18. Pod Identity IAM Policy Name Collision

Patterns: Both

Problem

The terraform-aws-modules/eks-pod-identity/aws module creates IAM policies with hardcoded default names. Multiple projects in the same account collide.

Fix

Always set a cluster-prefixed policy name:

module "ebs_csi_pod_identity" {
source = "terraform-aws-modules/eks-pod-identity/aws"
version = "~> 2.7"
name = "${local.cluster_config.name}-ebs-csi"
use_name_prefix = false
attach_aws_ebs_csi_policy = true
aws_ebs_csi_policy_name = "${local.cluster_config.name}-EBS_CSI"
tags = local.tags
}
AddonParameterExample
EBS CSIaws_ebs_csi_policy_name"${local.cluster_config.name}-EBS_CSI"
EFS CSIaws_efs_csi_policy_name"${local.cluster_config.name}-EFS_CSI"
FSx CSIaws_fsx_lustre_csi_policy_name"${local.cluster_config.name}-FSx_Lustre_CSI"

19. ArgoCD Namespace Race Condition

Patterns: Pattern 2a

Problem

The ArgoCD EKS Capability creates the argocd namespace asynchronously.
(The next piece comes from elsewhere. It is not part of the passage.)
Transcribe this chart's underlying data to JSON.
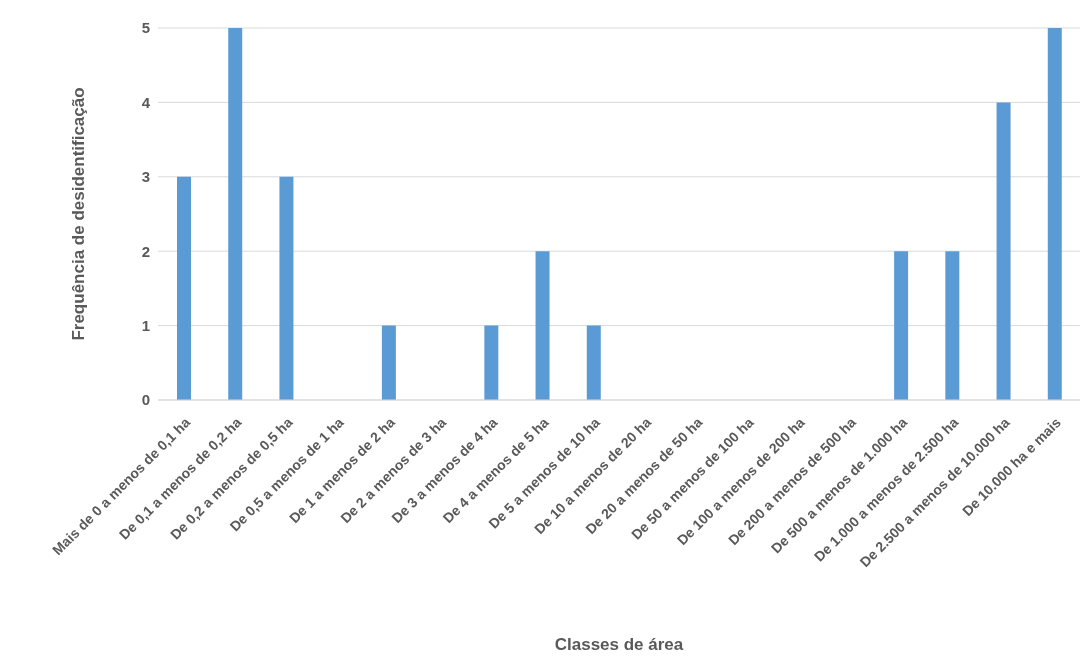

If the GitOps Bridge secret creation races it, the apply fails.

Fix

Make the namespace resource conditional -- only create when ArgoCD capability is disabled:

resource "kubernetes_namespace_v1" "argocd" {
count = local.argocd_idc_enabled ? 0 : 1
metadata { name = local.argocd_namespace }
depends_on = [module.eks_cluster]
}

20. EKS Capability Destroy Hangs Terraform

Patterns: All patterns using EKS Capabilities

Problem: The provider's delete operation for capabilities hangs indefinitely during terraform destroy.

Fix: Add a null_resource with destroy-time provisioner that deletes capabilities via the EKS API before Terraform attempts deletion. Include sleep 180 for ArgoCD capability deletion time.

Workaround: Manually delete capabilities via API, remove from state, then destroy:

terraform state list | grep capability | xargs -I{} terraform state rm {}
terraform destroy -auto-approve

21. CIS Policies Cannot Be Deployed as Helm Chart

Patterns: Pattern 2a, 2b

Problem: Kyverno CIS policies use JMESPath {{ }} delimiters that Helm interprets as Go templates.

Fix: Deploy via kubectl_manifest resources in the custom-addons Terraform module.


22. Pattern 2a Custom-Addons Require Real Git Repo

Patterns: Pattern 2a

Problem: Custom-addons ApplicationSets use ArgoCD's git directory generator, which requires a real, accessible git repository URL.

Fix: For resources needed at deploy time (Velero S3, CIS policies), create them in Terraform rather than relying on ArgoCD custom-addons.